Related: CFPB has too much flexibility in assessing fines
Federal Reserve
On The Clearing House, which has created its own real-time payments network, arguing why the Fed should not build its own:

"Every single one of the arguments by the head of the Clearing House made in this article is bogus. There isn’t enough room in the comment box to address each bogus argument, but I’ll note 2: 1) To call The Clearing House RTP system the world’s most advanced electronic payment system is a joke. It is just a sped up version of the existing ACH system, using software purchased from the British RTP system. The Indian and Chinese systems are more modern. 2) A FRB built system could be more secure."

Related: Fed entry into real-time payments would do more harm than good
Fed Gov. Jerome Powell
On a look at community banker concerns about pricing for real-time payments depending on whether the system is run by TCH alone or with the Fed:

"There are additional operational and competitive concerns associated with having only one provider for any payments ecosystem. On the operational front, some large merchants employ "diversified redundancy" when processing payments. Essentially this means they use two completely unrelated but redundant systems to process. Every important payment ecosystem should follow this model as recent European outages attest to. Competition is not served when should be competitors join together."

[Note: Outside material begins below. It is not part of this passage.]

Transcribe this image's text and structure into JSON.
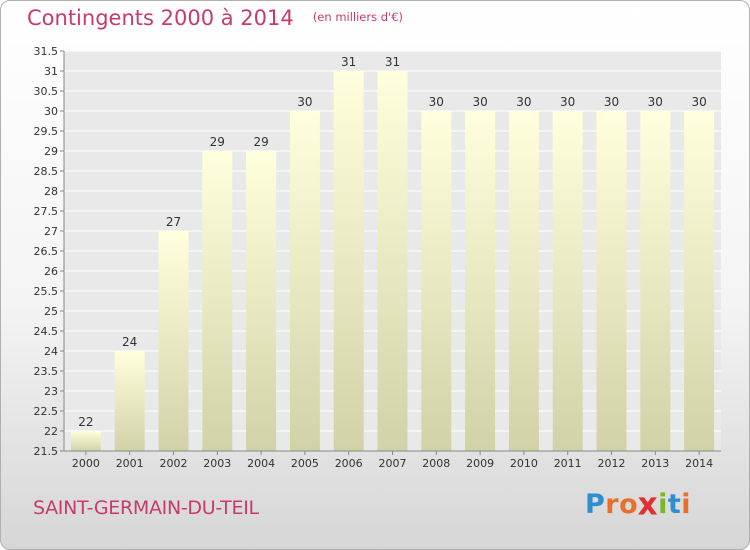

Related: Community bankers alarmed after big banks backtrack on faster-payments pricing
NCUA Chairman Mark McWatters
On the latest in a legal fight over an expanded National Credit Union Administration field-of-membership rule:

"I thought credit union membership was predicated on whether the prospective member is able to fog up a mirror."

Related: Is credit union regulator's field-of-membership appeal already in trouble?
On an argument that banks need to step up their services to low-income consumers rather than focusing on financial education:

"Climate change deniers, anti-vaxxers, and now shade thrown at FinEd? Conclusive evidence financial literacy doesn't work?!? Hardly. Several studies have documented a strong relationship between financial literacy and determinants of success. When only one in four US teens understand the concept of compound interest (OECD PISA study), it's clear we need to promote financial knowledge --not just better products. Teaching history may not stop wars, but let's not call for an end to the subject."

Related: The problem with Financial Literacy Month
On an argument that open banking presents an opportunity for banks to help corporations deal with the tidal wave of consumer data coming available:

"Yup, an opportunity for more data compromises and more annoying emails and ads directed at consumers."

Related: Open banking is an opportunity
On an argument that new White House oversight of Federal Reserve and other agency guidance could actually slow down deregulatory efforts:

"Would I rather a process in place that stops the issuance of burdensome guidance but may hinder the speed of regulatory reform, or would I like to have no process in place to stop the issuance of burdensome guidance so regulatory reform can be issued much quicker? Easy choice."

Related: Will White House memo be a roadblock for reg relief?